Abstract

Chronic total occlusions with ambiguous proximal caps present a significant challenge in endovascular interventions of patients with Buerger's disease. We aimed to evaluate the effectiveness of transpedal retrograde wire just marker technique in patients with Buerger's disease presenting proximal cap ambiguity and flush occlusions. Seventeen patients with the diagnosis of Buerger's disease who had below the knee artery chronic total occlusions with ambiguous proximal caps were enrolled. Procedural success, post-intervention Rutherford stage, wound scores, pedal loop scores, and amputation rates were recorded. Final study group consisted of 13 patients after exclusion of 4 patients due to pedal loop formation failure and severe vasospasm preventing equipment advancement. Post-intervention angiographic success rate was 100%. The post-intervention Rutherford stage showed excellent improvement (mean preprocedural Rutherford stage = 5 vs mean post-intervention Rutherford stage = 2; p = 0.003). Additionally, the average Saint Elian Wound Score System (SEWSS) decreased significantly (Preprocedural 14.9 ± 4.0 vs Postprocedural 11.3 ± 4.7, p < 0.001) after the interventions.

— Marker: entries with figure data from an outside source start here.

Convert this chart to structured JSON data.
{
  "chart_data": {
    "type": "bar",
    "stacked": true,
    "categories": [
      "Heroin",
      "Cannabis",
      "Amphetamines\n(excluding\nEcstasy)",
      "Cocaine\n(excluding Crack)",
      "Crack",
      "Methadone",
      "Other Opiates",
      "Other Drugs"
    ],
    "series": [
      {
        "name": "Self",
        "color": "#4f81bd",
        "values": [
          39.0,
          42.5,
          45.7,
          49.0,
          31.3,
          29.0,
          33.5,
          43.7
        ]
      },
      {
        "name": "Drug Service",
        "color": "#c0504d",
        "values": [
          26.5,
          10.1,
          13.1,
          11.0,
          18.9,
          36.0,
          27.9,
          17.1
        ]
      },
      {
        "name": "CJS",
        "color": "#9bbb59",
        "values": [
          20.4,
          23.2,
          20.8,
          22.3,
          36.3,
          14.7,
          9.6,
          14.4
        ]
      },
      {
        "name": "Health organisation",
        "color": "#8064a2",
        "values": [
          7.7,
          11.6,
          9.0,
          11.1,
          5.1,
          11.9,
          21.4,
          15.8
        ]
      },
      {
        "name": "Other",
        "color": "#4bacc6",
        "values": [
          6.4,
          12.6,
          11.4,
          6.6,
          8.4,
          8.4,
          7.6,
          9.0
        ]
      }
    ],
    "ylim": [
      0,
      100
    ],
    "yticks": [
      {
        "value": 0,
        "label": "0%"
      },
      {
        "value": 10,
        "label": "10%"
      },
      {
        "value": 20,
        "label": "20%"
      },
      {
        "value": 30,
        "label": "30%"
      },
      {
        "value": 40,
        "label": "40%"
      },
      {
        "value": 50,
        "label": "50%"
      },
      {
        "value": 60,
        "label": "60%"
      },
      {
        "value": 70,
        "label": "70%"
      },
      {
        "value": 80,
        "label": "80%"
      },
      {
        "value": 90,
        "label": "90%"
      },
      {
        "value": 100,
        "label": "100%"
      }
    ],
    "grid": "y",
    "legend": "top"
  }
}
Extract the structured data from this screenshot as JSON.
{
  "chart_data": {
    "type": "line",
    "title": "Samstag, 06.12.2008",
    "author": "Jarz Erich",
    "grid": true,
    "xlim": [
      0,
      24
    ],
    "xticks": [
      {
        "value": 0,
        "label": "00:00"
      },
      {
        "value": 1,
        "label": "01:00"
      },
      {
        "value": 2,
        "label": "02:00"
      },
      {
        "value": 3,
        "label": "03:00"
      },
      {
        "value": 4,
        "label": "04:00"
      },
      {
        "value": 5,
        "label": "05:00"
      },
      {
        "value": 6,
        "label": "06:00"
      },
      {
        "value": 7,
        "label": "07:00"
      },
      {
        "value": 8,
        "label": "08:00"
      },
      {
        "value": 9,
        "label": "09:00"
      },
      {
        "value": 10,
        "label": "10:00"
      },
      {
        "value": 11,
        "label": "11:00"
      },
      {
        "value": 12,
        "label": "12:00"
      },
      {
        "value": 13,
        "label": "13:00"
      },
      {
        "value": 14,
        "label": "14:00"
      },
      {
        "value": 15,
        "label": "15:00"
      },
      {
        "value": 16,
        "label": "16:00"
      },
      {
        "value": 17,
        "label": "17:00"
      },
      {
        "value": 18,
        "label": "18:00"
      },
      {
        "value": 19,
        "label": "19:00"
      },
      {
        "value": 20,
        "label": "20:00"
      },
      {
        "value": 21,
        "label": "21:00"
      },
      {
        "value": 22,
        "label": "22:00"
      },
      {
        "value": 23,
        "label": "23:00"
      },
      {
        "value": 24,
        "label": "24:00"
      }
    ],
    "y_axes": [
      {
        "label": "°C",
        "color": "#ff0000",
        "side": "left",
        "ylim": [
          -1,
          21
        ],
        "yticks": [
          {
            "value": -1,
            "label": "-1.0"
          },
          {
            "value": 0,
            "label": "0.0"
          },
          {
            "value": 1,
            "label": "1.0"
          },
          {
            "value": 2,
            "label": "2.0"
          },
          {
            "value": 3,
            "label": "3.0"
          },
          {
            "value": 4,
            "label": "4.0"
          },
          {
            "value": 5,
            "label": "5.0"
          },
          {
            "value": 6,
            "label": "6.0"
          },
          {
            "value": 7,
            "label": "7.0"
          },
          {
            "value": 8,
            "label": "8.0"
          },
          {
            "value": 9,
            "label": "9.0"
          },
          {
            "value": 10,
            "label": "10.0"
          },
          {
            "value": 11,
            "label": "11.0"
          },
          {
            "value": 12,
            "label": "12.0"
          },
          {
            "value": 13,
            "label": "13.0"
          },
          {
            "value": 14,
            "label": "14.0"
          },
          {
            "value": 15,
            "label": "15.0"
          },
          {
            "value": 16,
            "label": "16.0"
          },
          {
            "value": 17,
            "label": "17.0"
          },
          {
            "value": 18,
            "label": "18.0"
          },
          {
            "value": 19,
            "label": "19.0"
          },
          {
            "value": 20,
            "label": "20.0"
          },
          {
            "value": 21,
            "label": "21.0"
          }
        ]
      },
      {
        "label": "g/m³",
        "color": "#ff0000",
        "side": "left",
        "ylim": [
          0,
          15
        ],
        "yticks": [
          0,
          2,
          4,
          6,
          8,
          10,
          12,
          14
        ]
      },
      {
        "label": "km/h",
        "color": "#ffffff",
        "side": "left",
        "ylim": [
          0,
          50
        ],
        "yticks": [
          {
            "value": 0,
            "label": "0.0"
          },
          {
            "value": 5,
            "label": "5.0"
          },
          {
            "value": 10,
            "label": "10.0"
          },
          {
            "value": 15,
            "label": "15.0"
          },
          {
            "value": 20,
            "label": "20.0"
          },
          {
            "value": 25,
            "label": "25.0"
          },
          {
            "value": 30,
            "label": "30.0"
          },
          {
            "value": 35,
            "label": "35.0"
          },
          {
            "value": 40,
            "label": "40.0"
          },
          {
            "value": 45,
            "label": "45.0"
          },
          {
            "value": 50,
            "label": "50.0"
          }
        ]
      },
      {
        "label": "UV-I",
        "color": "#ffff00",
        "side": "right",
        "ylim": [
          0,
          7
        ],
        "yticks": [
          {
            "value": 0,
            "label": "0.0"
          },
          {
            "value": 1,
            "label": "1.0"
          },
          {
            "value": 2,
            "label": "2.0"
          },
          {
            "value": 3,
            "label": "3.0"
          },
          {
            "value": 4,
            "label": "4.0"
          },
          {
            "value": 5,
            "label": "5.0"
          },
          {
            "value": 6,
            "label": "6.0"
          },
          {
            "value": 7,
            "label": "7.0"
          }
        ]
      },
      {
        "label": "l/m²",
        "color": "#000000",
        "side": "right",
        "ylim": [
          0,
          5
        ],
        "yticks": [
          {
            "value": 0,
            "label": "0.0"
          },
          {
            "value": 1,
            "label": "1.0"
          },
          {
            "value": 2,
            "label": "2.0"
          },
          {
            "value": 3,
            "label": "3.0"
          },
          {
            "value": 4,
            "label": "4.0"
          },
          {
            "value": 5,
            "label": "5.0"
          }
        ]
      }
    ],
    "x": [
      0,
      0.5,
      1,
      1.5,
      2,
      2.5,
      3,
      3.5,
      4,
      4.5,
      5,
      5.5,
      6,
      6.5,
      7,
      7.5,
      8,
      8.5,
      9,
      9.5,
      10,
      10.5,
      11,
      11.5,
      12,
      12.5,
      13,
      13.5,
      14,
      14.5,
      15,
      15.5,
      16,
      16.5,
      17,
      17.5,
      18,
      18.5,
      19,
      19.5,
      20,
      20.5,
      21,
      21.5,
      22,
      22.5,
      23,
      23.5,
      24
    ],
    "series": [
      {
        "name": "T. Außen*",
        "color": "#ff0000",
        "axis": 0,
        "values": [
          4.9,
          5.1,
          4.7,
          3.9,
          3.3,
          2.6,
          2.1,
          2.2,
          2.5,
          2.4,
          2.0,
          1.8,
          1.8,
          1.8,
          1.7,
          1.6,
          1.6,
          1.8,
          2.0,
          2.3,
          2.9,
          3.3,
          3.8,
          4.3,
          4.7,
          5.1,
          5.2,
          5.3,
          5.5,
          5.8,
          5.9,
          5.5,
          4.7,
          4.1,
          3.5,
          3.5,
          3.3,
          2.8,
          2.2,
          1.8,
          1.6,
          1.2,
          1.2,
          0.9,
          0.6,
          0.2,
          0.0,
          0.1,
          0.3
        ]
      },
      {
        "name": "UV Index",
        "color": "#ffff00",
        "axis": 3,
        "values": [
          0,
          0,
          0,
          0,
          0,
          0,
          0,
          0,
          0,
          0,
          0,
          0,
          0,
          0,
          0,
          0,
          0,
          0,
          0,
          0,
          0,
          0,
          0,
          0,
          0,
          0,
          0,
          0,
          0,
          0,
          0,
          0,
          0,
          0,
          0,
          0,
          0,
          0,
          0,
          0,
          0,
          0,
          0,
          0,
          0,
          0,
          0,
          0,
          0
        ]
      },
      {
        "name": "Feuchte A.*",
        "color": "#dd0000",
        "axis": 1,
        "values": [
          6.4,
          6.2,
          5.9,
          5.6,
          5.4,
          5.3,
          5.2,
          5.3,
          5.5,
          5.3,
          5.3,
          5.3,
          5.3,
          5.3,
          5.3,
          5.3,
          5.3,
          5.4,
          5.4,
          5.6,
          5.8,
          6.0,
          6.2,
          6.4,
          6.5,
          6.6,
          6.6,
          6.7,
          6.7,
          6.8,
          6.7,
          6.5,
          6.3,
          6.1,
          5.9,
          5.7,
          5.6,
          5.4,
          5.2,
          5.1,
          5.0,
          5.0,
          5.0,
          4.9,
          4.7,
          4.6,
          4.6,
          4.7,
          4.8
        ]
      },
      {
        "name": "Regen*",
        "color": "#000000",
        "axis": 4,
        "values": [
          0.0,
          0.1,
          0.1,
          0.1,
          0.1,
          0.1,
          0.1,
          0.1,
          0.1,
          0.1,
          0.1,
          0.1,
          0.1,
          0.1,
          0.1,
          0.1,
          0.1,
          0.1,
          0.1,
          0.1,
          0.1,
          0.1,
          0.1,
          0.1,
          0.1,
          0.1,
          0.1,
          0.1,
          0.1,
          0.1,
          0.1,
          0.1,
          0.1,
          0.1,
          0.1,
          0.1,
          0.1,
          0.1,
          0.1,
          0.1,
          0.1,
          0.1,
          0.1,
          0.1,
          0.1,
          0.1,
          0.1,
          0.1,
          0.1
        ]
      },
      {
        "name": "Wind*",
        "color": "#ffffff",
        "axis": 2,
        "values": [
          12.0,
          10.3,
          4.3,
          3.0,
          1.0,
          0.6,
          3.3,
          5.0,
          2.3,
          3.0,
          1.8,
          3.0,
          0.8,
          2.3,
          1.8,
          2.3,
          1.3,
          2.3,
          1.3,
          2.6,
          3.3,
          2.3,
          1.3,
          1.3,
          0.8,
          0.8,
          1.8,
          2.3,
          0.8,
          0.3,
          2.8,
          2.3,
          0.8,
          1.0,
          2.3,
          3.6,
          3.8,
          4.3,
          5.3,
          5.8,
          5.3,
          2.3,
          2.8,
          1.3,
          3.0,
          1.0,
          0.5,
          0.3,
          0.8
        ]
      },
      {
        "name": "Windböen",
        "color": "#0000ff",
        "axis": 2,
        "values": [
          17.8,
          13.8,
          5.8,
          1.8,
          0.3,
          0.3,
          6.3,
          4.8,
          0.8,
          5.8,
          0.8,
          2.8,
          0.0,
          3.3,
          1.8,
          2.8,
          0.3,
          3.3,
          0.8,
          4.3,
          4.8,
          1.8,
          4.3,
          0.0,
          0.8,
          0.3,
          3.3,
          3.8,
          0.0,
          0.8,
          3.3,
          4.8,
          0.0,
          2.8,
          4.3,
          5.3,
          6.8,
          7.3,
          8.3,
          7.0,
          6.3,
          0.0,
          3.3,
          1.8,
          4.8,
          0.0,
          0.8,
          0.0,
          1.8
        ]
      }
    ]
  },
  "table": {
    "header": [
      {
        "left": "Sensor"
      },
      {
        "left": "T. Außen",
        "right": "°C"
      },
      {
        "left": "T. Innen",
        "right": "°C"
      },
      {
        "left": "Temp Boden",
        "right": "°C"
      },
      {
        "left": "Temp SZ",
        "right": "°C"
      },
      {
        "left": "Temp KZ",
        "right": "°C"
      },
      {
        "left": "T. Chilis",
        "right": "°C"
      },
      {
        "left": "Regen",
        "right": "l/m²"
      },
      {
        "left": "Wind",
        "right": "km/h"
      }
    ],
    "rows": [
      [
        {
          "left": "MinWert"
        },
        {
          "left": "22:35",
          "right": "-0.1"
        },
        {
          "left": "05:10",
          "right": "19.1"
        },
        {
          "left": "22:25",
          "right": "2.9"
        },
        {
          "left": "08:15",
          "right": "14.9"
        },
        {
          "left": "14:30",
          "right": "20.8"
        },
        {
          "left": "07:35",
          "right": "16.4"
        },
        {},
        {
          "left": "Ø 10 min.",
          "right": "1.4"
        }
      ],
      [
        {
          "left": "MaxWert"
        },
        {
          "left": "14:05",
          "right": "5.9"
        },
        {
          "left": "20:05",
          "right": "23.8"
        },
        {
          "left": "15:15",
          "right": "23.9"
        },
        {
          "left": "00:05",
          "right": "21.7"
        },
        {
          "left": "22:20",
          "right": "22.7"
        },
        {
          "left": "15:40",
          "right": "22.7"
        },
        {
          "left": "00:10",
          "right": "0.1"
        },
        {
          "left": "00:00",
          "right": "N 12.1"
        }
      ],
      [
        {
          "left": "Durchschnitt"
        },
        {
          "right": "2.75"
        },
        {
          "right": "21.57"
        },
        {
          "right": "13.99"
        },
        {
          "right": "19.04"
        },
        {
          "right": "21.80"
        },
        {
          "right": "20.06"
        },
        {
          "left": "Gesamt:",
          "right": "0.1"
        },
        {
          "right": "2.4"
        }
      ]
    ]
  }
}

Two patients had a major amputation during the follow-up indicating that higher post-intervention pedal loop scores are associated with higher amputation rates. Transpedal retrograde wire just marker technique is an effective and practical method for revascularization of below the knee artery occlusions with ambiguous proximal caps. Including pedal loop angioplasty as a routine part of this technique can significantly increase blood supply to the pedal arch., thereby enhancing the likelihood of wound healing.